Bezogen auf die Aspekte des Branding im Sinne einer symbolischen Verpackung kann also, unabhängig von ästhetischen Aspekten, davon ausgegangen werden, dass die Kampagnen keinen direkten Bezug zum Namen herstellt und dem aktuellen Image bzw. der Ist-Identität der BAH widerspricht, da sie sich sehr stark auf Aspekte des Selbstbildes bezieht, die im Fremdbild nicht verankert sind.
7.3.3.2 Kommunikation über Facebook
Da die BAH Facebook fast ausschließlich dazu nutzt, Informationen zu Veranstaltungen oder Informationen Dritter (z.B. der DAH) weiterzugeben, sind die Konsumenten größtenteils weiterhin Empfänger von Informationen. Diese werden zwar zum Teil geteilt, jedoch findet keine Interaktion mit der BAH statt. Aus diesem Grund ist die BAH bei Facebook weiterhin nur Sender von Botschaften, ohne moderierend, vermittelnd und/oder teilnehmend zu agieren. Aus diesem Grund kann bei der Facebook-Seite der BAH nicht von Web 2.0-Kommunikation gesprochen werden.
7.3.4 Zusammenfassung der Positionierung der BAH und potentielle Veränderungen
Die BAH scheint aus der Perspektive der modellierten Markenidentität vor allem sachlich-funktional positioniert. Daraus resultiert eine Positionierungslücke zwischen dem Fremdbild und Selbstbild der BAH, welches sich dadurch ausdrückt, dass der BAH zum einen negative Eigenschaften zugewiesen werden und zum anderen elementare Ziele der BAH nicht oder nur sehr schwach im Image verankert sind. Die negativen, imageprägenden Eigenschaften, wie unzeitgemäß, wenig innovativ und zurückhaltend, sind unter anderem dadurch zu beheben, dass auf die Bedürfnisse der Zielgruppe eingegangen wird, um das Ist-Image an das Soll-Image anzunähern. Bezogen auf die Ziele der BAH sind Bedürfnisse, die diese widerspiegeln, bei der Zielgruppe hervorzurufen, damit das Soll-Image sich dem Ist-Image annähert. Da beide Problematiken zum Teil auf den Zeitgeist zurückzuführen sind (neue Erkenntnisse im Bereich HIV/Aids und altes Vorstellungsbild in den Köpfen), scheint eine Behebung durch den Einsatz von Social Marketing Instrumenten möglich. Der Ansatz der „Let´s talk about Sex“ Kampagne, die BAH gemischt orientiert zu positionieren, um Themen wie Diskriminierung, Stigmatisierung und Tabuisierung stärker zu verankern, ist nachvollziehbar und positiv zu bewerten. Damit einher geht auch das Bestreben, die Ist-Positionierung der BAH dem Zeitgeist anzupassen, also den Positionierungsraum zu verändern, indem der Ansatz bzw. die Kampagne weitere Eigenschaften der BAH in die Positionierung aufnimmt, um so auch eine Lücke zwischen der Soll- und Ist-Identität zu schließen.

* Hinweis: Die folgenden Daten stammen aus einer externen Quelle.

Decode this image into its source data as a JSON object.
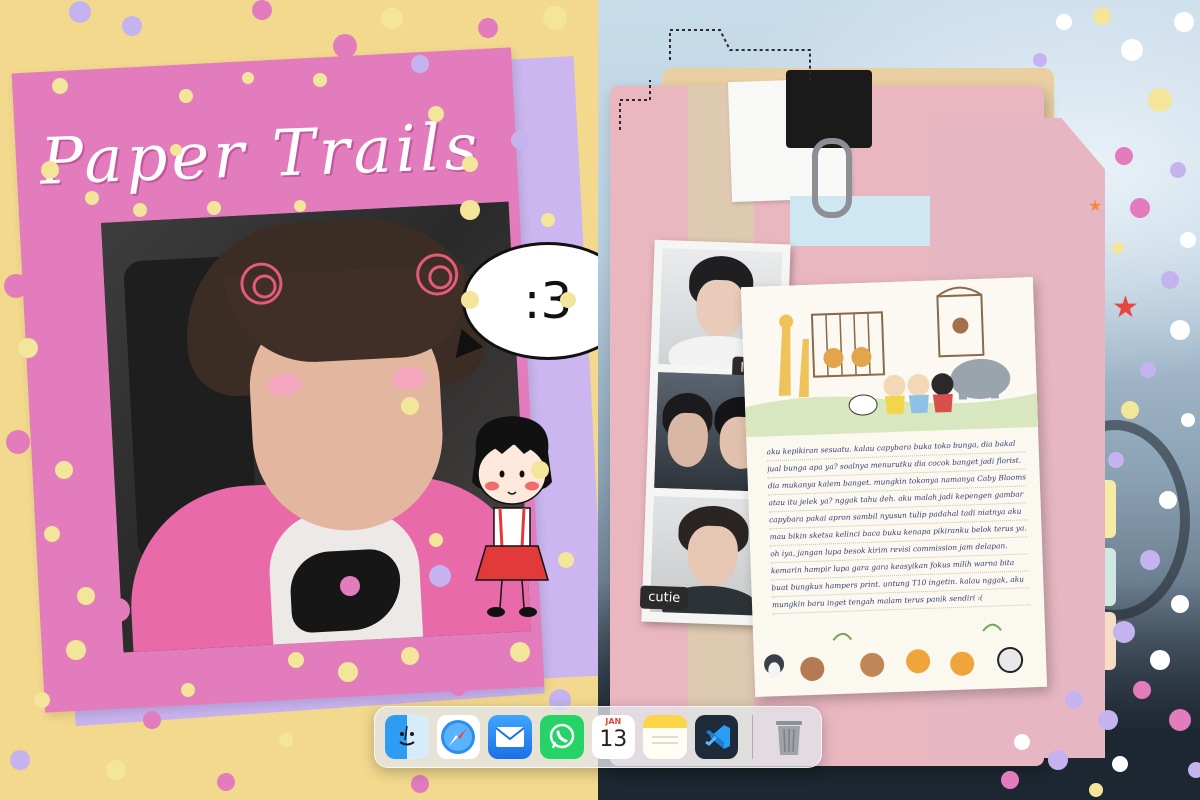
{
  "collage": {
    "title": "Paper Trails",
    "speech_bubble": ":3",
    "photo_tags": [
      "love",
      "cutie"
    ],
    "letter_lines": [
      "aku kepikiran sesuatu. kalau capybara buka toko bunga, dia bakal",
      "jual bunga apa ya? soalnya menurutku dia cocok banget jadi florist.",
      "dia mukanya kalem banget. mungkin tokonya namanya Caby Blooms",
      "atau itu jelek ya? nggak tahu deh. aku malah jadi kepengen gambar",
      "capybara pakai apron sambil nyusun tulip padahal tadi niatnya aku",
      "mau bikin sketsa kelinci baca buku kenapa pikiranku belok terus ya..",
      "oh iya, jangan lupa besok kirim revisi commission jam delapan.",
      "kemarin hampir lupa gara gara keasyikan fokus milih warna bita",
      "buat bungkus hampers print. untung T10 ingetin. kalau nggak, aku",
      "mungkin baru inget tengah malam terus panik sendiri :("
    ]
  },
  "dock": {
    "apps": [
      {
        "name": "Finder",
        "icon": "finder-icon"
      },
      {
        "name": "Safari",
        "icon": "safari-icon"
      },
      {
        "name": "Mail",
        "icon": "mail-icon"
      },
      {
        "name": "WhatsApp",
        "icon": "whatsapp-icon"
      },
      {
        "name": "Calendar",
        "icon": "calendar-icon"
      },
      {
        "name": "Notes",
        "icon": "notes-icon"
      },
      {
        "name": "Visual Studio Code",
        "icon": "vscode-icon"
      },
      {
        "name": "Trash",
        "icon": "trash-icon"
      }
    ],
    "calendar_month": "JAN",
    "calendar_day": "13"
  },
  "colors": {
    "background_yellow": "#f3d98e",
    "frame_pink": "#e27cbd",
    "paper_lilac": "#cbb6ef",
    "folder_pink": "#eab7c1",
    "letter_ink": "#2f3b77"
  }
}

8 Zusammenfassung und Ausblick
8.1 Zusammenfassung
Die vorliegende Arbeit zeigt, dass die BAH eine ausgeprägte Markenidentität besitzt, die sich auf den funktionalen Markennutzen stützt. Das Selbstbild der BAH ist stark durch ihre Herkunft und die geschichtliche Entwicklung geprägt. Das Image der Marke scheint besonders durch den Namen geprägt.

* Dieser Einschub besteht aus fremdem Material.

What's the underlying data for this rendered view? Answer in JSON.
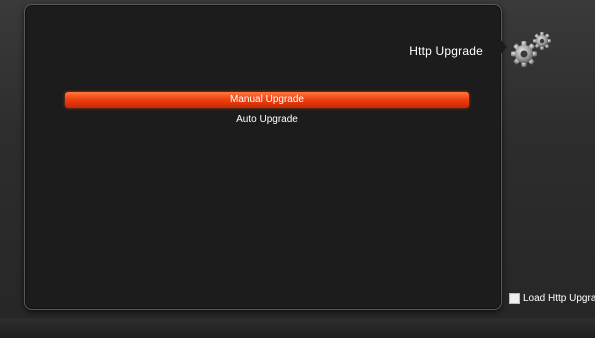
{
  "header": {
    "title": "Http Upgrade",
    "icon": "gears-icon"
  },
  "menu": {
    "items": [
      {
        "label": "Manual Upgrade",
        "selected": true
      },
      {
        "label": "Auto Upgrade",
        "selected": false
      }
    ]
  },
  "footer": {
    "legend_label": "Load Http Upgra",
    "legend_color": "#f0f0f0"
  },
  "colors": {
    "accent": "#f04010",
    "panel": "#1c1c1c",
    "text": "#ffffff"
  }
}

Aus der breiten Zielgruppe der BAH, die sich zwischen Betroffenen und der allgemeinen Bevölkerung differenzieren lässt, lassen sich unterschiedliche Positionierungs-möglichkeiten ableiten. Dies zeigt ebenso auf, dass aus der allgemeinen Zielgruppe eine aktive und reaktive Positionierung möglich ist, wobei die Markenidentität eher für eine reaktive Positionierung spricht. Das derzeitige Image lässt darauf schließen, dass die BAH sachlich, aktivierend positioniert ist und emotionale Imagekomponenten allein durch den Namen vermittelt werden. Aus dem funktionalen Image der BAH lässt sich darüberhinaus ableiten, dass insbesondere die Aufgaben und Identitätsmerkmale verankert sind, die sich nur begrenzt über das Social Marketing herleiten lassen. Verhaltens- und Einstellungsveränderungen sind dagegen eher mit den Identitätsmerkmalen verbunden, die im Image nur zum geringen Teil mit der BAH verbunden werden, was ebenso auf eine reaktive Positionierung hindeutet. Bezogen auf die Mechanismen der Positionierung, die das Markenimage bilden, lassen sich die Komponenten aus dem Modell des funktionalen Markennutzes wiedererkennen.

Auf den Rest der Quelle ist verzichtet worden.